“Advice is what we ask for when we already know the answer but wish we didn’t.”
– Erica Jong
Most people prefer to give advice rather than receive it. Years ago I had this thought about it being human nature, that we just like to find things on our own rather than have someone give it to us. When I go back and read something that I wrote back in 2004 and I still feel the same way it makes me feel good, but I get a lot more excited when I find that I have changed my mind about something.
The older we get, the more set in our ways we become. I think that its not so much that we cannot take advice anymore, but rather that we think we know all there is to know. I don’t know if it is my Grandpa being very gentle with his advice and always making a little story out of it, but from a young age I learned that it is easier to take advice rather than make the mistakes on your own.
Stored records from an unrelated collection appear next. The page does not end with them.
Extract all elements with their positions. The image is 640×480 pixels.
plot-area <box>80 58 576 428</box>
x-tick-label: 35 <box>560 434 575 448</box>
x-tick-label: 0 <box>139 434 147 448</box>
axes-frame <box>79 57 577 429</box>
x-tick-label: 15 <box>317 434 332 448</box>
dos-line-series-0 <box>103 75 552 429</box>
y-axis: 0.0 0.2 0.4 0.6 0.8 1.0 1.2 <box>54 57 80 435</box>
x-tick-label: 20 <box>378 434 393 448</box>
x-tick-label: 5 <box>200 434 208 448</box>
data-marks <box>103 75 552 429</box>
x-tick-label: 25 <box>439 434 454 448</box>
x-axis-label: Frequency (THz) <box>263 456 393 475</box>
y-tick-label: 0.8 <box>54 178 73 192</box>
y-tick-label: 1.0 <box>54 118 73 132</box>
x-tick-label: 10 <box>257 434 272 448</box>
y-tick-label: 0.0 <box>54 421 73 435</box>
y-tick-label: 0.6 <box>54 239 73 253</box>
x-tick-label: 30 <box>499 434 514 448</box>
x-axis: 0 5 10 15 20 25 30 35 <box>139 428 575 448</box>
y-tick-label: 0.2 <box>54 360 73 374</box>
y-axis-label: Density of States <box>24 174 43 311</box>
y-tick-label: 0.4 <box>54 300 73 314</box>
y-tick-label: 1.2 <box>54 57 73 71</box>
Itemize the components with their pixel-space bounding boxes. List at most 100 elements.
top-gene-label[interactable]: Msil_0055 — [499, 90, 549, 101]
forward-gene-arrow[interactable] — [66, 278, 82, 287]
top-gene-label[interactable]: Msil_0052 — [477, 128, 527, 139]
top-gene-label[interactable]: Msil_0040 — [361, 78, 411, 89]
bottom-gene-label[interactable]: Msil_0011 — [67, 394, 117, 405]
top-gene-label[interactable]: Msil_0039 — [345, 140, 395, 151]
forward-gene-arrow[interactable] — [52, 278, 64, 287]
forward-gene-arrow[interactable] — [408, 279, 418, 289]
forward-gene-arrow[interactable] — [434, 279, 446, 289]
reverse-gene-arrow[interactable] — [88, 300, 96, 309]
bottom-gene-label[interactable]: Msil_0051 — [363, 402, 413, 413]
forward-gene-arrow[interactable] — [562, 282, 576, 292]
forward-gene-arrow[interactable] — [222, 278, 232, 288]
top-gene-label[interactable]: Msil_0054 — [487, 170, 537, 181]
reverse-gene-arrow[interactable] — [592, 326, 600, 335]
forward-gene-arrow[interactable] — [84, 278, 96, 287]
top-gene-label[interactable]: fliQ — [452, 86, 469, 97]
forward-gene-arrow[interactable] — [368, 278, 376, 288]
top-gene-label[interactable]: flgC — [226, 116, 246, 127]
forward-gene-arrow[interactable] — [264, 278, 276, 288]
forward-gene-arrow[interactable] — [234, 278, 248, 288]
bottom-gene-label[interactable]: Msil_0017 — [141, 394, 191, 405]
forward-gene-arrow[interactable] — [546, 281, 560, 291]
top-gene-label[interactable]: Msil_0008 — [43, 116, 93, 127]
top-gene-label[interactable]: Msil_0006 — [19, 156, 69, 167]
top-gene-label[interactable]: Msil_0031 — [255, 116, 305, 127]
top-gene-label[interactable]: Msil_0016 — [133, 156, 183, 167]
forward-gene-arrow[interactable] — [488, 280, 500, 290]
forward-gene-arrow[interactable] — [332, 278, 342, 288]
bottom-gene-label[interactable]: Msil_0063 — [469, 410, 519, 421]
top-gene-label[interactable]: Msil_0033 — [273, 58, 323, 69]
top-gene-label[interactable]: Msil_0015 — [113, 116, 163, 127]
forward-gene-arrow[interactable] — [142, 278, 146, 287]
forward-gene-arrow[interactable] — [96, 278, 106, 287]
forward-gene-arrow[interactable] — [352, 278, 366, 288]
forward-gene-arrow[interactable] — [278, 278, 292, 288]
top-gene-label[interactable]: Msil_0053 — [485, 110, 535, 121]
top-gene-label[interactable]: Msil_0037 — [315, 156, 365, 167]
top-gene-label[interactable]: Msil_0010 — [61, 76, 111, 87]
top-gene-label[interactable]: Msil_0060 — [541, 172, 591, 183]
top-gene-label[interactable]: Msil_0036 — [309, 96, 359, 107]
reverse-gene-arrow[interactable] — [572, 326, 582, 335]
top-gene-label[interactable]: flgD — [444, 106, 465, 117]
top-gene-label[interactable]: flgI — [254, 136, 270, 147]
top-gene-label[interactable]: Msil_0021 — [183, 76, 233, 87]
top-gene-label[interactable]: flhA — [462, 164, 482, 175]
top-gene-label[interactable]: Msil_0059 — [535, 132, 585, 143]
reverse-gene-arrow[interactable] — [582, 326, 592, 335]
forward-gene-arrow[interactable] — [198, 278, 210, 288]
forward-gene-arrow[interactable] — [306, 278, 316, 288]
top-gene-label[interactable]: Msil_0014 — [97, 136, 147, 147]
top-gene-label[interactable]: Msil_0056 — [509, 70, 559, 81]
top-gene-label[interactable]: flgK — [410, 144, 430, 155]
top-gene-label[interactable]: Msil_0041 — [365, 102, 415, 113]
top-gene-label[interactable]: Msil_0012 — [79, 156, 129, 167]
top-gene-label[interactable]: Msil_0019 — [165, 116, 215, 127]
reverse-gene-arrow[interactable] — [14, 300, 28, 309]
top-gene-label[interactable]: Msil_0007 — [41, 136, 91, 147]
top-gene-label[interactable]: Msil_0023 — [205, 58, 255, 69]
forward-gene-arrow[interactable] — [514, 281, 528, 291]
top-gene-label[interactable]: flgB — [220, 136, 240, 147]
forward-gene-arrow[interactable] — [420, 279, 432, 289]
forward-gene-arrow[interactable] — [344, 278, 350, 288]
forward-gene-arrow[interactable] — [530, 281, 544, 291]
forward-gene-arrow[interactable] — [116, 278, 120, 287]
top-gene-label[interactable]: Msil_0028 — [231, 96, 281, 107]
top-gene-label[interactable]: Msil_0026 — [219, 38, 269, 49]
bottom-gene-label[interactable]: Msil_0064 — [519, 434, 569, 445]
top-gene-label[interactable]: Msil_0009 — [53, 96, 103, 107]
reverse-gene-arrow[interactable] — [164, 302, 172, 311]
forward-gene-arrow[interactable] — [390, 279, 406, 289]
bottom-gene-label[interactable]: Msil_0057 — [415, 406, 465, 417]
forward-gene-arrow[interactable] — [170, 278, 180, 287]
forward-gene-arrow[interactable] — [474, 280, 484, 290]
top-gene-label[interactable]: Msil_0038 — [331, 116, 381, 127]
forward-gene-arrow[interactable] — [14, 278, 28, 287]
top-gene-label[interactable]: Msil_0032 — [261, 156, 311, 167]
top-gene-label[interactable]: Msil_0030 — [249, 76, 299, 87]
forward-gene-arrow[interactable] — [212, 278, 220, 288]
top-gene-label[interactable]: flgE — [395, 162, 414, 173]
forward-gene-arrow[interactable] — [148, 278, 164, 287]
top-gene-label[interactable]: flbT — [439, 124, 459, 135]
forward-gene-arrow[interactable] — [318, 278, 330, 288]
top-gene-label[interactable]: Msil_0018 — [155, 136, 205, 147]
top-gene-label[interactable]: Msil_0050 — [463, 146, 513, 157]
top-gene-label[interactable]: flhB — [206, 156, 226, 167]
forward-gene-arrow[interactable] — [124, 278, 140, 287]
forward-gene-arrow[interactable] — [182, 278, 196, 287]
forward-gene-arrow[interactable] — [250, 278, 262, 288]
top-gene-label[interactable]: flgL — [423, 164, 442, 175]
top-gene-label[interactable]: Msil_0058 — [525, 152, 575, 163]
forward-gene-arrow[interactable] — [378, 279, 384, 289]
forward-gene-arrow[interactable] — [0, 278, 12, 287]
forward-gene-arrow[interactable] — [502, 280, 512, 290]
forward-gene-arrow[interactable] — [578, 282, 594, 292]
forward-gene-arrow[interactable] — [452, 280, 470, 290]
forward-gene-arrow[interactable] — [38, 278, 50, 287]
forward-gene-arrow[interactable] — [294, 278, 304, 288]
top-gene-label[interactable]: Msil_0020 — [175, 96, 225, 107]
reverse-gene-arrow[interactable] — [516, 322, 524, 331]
It has been surprising to me how many people just want to do it on their own and make the mistakes themselves rather than take the advice.
I can count on my hand the people that I have met that have been very willing not to take advice, but truly listen to it. Those people have been very successful as the years have gone by, that and some of the happiest I have seen. The people that are not so willing to listen to advice seem to have a more cynical disposition and are almost paranoid to hear any advice.
Willingness to hear what others have to say is a basic principle of a community. If we are not willing to participate in that process, then we are doomed to not truly be a part of a community. I have seen people go as far as doing the complete opposite of what someone else has advice because the want to “find their own way.” I don’t get why some people like the “hard” way better than the tried one.
Sure, what works for some does not work for others; but there is always room to at least discuss the advice that others are trying to give you.
My favorite teacher gave me a piece of advice about education that applies to much more in life. “Don’t ever swallow whole; any time you get information try to understand not just what it tells you, but how the information was gathered.” This same principle applies to advice. When you hear someone giving you advice, think about where they are coming from and ask them if they have a situation or example where the advice came from.
Simply discarding what others say because you want to do everything on your own is not just pride, but simply arrogance. The more willing you are to listen to others idea, specially advice; the more we would make all relationships in life that much better.